Aiyagari (1994) or Bewley-Huggett-Aiyagari (BHA) is a heterogeneous agent general equilibrium model.

Households face uninsurable idiosyncratic shock; markets are incomplete.

Household Dynamic Program

CCP Smoothing: none
Clock: Ergodic
\(\alpha = (a),\) assets to hold at the end of today to earn interest tomorrow (original: \(a_{t+1}\))
\(\theta = (h,A),\)
\(l\): Tauchen() shock to earnings/labor supply
\(A\): Assets held, a LaggedAction or, more generally, LiquidAsset
Consumption: \(C = A(1+r) + we^l - a\)
\(A(\theta) = \{ a: C \ge -\overline{a} \},\) where \(\overline{a}=0\) for all reported values.
\(U(\alpha;\theta) = { C^{1-\mu} -1 \over 1-\mu }.\)

Equilibrium Conditions

Aggregate production: \(f(K,L) = K^\alpha L^{1-\alpha}\)
\(K = \) stationary per capita capital \( = \sum_\theta P_\infty(\theta)A.\)
\(L = \) per capita labour supply \( =\sum_\theta P_\infty(\theta)e = \exp{\sigma}\)
\(MP = \) vector of marginal products \(= \pmatrix{ f_K \cr f_L }\)
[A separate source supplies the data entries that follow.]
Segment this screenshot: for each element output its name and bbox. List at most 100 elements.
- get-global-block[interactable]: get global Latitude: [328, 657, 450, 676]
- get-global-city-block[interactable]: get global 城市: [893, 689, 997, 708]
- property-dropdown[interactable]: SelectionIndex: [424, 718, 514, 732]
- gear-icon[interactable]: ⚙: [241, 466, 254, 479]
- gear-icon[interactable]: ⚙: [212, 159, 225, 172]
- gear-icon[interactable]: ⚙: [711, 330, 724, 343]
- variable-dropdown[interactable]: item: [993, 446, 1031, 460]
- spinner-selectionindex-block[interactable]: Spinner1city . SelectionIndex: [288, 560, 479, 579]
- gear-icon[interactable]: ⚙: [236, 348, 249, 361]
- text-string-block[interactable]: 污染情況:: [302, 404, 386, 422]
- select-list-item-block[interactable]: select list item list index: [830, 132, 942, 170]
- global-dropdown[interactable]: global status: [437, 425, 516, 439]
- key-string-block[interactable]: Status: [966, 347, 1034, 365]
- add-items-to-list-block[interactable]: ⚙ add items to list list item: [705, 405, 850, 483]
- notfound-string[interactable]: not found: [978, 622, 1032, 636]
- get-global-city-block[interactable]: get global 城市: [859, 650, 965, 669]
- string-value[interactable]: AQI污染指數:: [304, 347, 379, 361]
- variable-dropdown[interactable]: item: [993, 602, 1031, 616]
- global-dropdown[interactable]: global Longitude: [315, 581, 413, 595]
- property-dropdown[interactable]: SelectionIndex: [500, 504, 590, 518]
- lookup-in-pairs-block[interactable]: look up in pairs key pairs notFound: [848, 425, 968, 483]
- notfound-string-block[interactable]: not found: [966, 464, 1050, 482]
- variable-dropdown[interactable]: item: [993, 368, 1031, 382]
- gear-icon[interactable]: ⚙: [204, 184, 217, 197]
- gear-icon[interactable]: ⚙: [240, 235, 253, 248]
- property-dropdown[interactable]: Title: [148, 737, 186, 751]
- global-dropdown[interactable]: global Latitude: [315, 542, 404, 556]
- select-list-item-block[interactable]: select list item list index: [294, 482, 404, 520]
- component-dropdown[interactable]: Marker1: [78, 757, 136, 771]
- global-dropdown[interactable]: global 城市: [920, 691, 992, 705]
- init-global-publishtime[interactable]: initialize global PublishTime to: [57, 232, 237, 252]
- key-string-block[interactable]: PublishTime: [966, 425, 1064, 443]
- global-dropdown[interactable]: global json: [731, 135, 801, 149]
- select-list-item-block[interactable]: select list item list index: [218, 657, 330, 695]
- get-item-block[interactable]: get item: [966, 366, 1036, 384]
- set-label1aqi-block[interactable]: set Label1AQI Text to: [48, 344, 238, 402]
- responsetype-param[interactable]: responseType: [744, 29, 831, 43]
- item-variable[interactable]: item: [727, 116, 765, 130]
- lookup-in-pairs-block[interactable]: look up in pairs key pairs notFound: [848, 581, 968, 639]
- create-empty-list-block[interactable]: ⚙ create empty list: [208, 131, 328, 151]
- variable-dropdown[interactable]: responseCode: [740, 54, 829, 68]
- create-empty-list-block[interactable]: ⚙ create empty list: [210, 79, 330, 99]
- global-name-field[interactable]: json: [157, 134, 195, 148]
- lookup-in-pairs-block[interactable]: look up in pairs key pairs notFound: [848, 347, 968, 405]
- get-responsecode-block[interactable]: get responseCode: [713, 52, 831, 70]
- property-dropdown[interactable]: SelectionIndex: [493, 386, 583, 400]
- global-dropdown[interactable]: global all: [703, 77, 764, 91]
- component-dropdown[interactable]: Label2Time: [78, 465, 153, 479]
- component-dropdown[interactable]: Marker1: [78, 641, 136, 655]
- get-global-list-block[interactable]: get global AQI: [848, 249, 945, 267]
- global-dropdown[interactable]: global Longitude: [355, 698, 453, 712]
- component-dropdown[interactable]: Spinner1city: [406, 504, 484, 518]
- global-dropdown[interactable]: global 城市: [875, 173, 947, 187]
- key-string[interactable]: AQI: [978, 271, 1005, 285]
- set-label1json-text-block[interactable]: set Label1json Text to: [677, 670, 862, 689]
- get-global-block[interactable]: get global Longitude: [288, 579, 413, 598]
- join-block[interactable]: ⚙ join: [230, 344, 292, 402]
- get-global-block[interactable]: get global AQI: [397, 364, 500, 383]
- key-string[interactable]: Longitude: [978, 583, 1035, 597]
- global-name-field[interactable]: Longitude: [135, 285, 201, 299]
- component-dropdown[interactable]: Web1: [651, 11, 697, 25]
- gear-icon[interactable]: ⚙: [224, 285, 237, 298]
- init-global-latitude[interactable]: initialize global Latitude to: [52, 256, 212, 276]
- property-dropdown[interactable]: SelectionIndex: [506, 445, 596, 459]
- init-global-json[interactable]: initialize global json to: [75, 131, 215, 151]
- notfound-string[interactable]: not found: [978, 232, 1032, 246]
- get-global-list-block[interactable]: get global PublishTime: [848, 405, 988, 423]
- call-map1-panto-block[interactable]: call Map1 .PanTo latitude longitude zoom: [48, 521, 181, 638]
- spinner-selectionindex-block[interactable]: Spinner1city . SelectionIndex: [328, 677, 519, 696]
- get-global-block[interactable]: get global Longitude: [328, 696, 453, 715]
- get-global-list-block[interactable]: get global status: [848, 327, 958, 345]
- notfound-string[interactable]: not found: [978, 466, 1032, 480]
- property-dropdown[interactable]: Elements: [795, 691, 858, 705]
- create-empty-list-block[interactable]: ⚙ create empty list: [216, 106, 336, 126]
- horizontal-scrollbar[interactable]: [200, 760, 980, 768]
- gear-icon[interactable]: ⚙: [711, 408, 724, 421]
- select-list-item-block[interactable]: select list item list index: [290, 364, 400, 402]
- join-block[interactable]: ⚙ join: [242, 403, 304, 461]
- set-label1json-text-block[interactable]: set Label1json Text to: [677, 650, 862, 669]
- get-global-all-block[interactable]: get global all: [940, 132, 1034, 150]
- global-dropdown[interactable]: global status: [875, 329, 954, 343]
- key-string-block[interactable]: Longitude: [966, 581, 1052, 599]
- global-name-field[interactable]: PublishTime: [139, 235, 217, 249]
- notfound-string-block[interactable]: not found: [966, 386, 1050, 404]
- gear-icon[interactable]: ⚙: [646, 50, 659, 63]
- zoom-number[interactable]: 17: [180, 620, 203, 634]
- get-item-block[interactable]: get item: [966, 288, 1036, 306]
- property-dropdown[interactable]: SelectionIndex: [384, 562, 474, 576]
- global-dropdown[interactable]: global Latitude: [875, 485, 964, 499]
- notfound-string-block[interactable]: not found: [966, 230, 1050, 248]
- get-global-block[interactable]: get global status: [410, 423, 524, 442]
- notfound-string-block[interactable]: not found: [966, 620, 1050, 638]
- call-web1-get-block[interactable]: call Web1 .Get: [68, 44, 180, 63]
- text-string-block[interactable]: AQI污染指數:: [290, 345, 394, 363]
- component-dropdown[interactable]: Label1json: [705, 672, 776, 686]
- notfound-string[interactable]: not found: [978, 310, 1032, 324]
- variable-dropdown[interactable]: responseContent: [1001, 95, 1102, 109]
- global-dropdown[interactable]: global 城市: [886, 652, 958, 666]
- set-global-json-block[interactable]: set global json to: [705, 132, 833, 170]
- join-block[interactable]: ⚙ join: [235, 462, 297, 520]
Equilibrium price vector \(p^\star = \pmatrix{r^\star \cr w^\star}.\)
Depreciation of capital \(\gamma\)
Equilibrium System: $$MP - p^\star - \pmatrix{\gamma \cr 0} = \pmatrix{0\cr 0}$$
Closed form solution for equilibrium \(w\) in terms of \(r\): $$w^\star = ?? r^\star$$
Equilibrium reduces to a OneDimSystem solved using bracket-and-bisect requiring nested solution of the agent's model and computed value of stationary capital stock \(K\).

Author:: © 2020 Nam Pham and Christopher Ferrall

Aiyagari

System of equations for Aiyagari equilibrium.